LONDON (Reuters) -Investment manager Columbia Threadneedle said on Friday it would allow investors to make withdrawals from a key UK property fund, four months after suspending dealing amid turmoil in Britain's gilt and pensions markets.
Columbia Threadneedle said in October it had suspended dealing in the CT UK Property Authorised Investment Fund and its feeder fund, as market stresses accelerated.
The fund was worth 358 million pounds ($428.96 million) as of Jan. 31, the company said in a statement, down by nearly 100 million pounds since the company's last update in October.
Pension schemes sold real estate assets during a liquidity crisis in September, prompting several open-ended UK real estate funds to place restrictions on withdrawals.

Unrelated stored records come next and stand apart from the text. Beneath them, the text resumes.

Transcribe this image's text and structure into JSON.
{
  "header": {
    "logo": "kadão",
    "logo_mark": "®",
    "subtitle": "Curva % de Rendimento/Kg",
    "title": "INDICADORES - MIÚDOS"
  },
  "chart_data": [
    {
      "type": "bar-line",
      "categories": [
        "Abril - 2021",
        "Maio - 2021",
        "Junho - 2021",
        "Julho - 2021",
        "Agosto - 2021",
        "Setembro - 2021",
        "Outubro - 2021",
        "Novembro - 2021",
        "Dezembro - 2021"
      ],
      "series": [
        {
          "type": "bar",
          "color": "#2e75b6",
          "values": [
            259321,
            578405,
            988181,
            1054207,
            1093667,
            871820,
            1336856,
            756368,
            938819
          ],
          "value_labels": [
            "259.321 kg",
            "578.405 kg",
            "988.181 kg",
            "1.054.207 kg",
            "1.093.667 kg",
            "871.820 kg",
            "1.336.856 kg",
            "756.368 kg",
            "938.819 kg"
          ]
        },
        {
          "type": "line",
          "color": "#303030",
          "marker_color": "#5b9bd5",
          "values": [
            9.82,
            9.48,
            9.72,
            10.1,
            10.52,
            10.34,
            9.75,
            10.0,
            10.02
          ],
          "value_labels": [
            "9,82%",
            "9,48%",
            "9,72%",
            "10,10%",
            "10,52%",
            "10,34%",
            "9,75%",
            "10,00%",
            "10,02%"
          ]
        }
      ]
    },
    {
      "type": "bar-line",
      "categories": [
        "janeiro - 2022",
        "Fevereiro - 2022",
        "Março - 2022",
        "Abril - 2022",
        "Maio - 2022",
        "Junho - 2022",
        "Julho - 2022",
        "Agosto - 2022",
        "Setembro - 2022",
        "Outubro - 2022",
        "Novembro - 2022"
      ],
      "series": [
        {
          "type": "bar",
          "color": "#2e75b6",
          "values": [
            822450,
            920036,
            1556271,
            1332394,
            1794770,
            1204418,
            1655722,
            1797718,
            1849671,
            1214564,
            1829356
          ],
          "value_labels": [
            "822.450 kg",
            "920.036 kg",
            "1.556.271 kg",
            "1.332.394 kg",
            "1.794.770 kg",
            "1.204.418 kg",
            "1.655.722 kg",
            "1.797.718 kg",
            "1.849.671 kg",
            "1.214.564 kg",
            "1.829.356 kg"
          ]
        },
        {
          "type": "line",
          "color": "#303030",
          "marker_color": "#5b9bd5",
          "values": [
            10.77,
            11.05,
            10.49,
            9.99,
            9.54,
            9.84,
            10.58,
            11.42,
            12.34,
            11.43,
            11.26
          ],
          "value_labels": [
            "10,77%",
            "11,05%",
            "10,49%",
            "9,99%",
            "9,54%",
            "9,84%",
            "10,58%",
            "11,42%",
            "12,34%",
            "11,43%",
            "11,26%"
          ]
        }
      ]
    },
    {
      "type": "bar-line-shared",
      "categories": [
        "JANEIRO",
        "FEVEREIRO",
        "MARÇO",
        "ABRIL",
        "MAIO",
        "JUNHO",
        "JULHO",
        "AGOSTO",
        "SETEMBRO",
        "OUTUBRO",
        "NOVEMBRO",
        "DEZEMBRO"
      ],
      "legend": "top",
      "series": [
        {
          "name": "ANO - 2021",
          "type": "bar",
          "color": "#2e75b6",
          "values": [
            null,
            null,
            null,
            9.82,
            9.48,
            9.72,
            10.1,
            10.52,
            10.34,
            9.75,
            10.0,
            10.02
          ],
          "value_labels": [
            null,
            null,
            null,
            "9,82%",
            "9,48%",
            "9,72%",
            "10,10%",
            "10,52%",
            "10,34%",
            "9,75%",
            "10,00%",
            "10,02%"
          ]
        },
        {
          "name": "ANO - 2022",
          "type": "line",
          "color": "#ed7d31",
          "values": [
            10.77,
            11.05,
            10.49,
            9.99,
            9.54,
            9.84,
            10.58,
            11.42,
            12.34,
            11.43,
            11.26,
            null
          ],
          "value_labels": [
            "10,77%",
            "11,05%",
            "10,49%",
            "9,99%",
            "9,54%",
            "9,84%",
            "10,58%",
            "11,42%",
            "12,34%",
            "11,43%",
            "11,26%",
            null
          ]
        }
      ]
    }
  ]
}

Funds managing around $18 billion worth of UK real estate had placed restrictions on investor withdrawals as of January.
The CT UK Property Authorised Investment Fund suspensions will be lifted with effect from 12.01 GMT on 28 February, the company said.
In October, Columbia Threadneedle also switched its 2.1 billion pound Threadneedle Pensions Pooled Property Fund to monthly rather than daily withdrawals. A spokesperson said on Friday this change remains in place.
Britain's commercial real estate market has also come under pressure from high inflation and economic uncertainty.
Returns on UK real estate experienced their largest quarterly drop since 2008 in the last quarter of 2022, as interest rates rose and financing conditions tightened, according to MSCI's quarterly UK property index.